Born to create and share, I could not stop myself from adding a new song, Virtue, to my empty YouTube account the following week. This was just meant to show that I was the one who writes new songs, and I soon erased it. Within a few days, I saw the Shards playing it on the Tonight Show with Jay Leno. I still had my Blogger account online and used it to protest. However, looking back through my posts at that time, I found so many protests of thefts of my works that I thought they were starting to look more like a beacon for frauds than as a deterrent to their crime. I managed to gather a few more new songs in my otherwise empty YouTube account - songs like Therapy and possibly even Epitomes - to let people know I was still 'in business,' but I was alone through this initial experience, with no one beside me to tell me I wasn't crazy.
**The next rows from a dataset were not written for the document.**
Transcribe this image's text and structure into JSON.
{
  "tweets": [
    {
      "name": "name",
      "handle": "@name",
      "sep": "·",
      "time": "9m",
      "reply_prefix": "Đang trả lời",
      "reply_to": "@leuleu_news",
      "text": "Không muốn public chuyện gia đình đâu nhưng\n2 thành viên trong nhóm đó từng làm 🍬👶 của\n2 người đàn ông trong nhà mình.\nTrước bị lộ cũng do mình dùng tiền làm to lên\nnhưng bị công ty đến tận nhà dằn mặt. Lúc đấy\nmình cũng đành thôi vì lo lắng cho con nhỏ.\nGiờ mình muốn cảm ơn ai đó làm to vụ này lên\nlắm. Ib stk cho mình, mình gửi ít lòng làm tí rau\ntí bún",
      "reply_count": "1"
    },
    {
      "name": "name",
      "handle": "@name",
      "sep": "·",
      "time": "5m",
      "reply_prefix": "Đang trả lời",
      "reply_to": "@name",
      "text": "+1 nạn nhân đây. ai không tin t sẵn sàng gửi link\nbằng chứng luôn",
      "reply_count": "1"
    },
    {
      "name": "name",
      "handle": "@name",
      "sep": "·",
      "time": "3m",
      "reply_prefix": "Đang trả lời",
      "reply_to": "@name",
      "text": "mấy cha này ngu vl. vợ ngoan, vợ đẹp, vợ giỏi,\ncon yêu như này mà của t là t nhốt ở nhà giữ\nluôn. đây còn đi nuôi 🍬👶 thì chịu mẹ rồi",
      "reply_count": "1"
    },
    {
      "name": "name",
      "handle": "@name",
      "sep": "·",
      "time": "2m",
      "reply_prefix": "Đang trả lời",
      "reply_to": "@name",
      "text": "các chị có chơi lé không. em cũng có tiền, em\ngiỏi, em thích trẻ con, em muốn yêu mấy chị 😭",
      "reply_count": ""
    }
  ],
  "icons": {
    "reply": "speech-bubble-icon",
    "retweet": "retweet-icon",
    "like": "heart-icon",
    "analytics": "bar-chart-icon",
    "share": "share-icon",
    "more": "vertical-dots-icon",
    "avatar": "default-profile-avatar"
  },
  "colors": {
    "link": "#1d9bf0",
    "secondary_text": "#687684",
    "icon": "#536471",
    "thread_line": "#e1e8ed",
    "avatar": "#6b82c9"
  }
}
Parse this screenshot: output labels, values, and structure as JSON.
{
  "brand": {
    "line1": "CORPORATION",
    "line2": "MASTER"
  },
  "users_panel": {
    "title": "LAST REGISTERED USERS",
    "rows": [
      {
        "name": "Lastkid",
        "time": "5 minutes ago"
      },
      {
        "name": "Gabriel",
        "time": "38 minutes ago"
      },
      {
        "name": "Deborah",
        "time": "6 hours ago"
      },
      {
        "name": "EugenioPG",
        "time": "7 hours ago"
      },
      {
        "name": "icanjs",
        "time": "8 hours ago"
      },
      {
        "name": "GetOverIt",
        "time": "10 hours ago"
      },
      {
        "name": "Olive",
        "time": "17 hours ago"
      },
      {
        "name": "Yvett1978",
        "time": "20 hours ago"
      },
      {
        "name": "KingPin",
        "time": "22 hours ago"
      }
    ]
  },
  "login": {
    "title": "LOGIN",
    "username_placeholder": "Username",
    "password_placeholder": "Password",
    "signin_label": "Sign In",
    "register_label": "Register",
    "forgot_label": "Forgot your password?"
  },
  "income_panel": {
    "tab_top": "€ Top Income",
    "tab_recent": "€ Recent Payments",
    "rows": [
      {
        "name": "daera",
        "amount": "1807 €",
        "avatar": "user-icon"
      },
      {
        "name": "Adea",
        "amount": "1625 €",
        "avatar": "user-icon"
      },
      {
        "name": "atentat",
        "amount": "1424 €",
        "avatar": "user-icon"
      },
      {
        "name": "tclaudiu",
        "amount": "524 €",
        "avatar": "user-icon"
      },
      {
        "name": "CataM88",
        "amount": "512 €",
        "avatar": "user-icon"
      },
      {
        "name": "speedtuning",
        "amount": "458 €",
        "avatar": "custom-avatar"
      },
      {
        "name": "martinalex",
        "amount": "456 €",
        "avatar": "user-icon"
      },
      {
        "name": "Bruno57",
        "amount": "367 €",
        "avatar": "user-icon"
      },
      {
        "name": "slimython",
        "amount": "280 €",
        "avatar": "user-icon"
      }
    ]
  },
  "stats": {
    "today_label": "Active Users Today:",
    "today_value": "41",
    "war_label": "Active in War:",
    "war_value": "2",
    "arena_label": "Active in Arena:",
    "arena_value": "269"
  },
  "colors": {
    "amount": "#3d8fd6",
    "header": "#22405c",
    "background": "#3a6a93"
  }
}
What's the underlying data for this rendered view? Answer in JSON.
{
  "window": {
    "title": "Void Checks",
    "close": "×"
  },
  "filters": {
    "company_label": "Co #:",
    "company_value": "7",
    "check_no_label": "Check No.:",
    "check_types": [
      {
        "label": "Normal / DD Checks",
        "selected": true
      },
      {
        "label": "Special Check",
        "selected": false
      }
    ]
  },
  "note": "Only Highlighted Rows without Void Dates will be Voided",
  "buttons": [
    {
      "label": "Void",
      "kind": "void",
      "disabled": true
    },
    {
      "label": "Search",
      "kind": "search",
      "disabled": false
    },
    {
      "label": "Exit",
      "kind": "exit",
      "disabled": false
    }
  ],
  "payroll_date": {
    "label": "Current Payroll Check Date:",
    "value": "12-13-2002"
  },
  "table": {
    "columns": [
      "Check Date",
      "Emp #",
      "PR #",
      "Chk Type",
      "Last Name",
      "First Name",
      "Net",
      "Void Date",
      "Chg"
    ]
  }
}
This was a strong factor in my eventual decision to erase both my Blogger account and my YouTube account in November of 2007 - a mistake I will not repeat, if only to keep the public record straight about who authored my work.

The ones who stole my works knew that I was producing them all from my life experience, which they expected to fluctuate too much to allow me to ever reproduce them from scratch with no memory of my existing copyright. Instead, what appears to have happened is that my life experiences around the works I wrote and shared and then erased have repeated, giving rise to the rebirth of the songs, poems, scripts, stories, statements, and cartoons that first came from them. I do not author from my brain, but merely through my brain, as part of a refinement process. The source of my work remains my experiences and my heart. As such, crimes committed with my songs or blogs by vicious online predators attack my very life.

This morning, I brought with me some information on safe narcotics use from a local non profit organization. It will provide the source of my next work of humor, a parody from my real life that has practically already written itself and which may well, too, have been previously shared.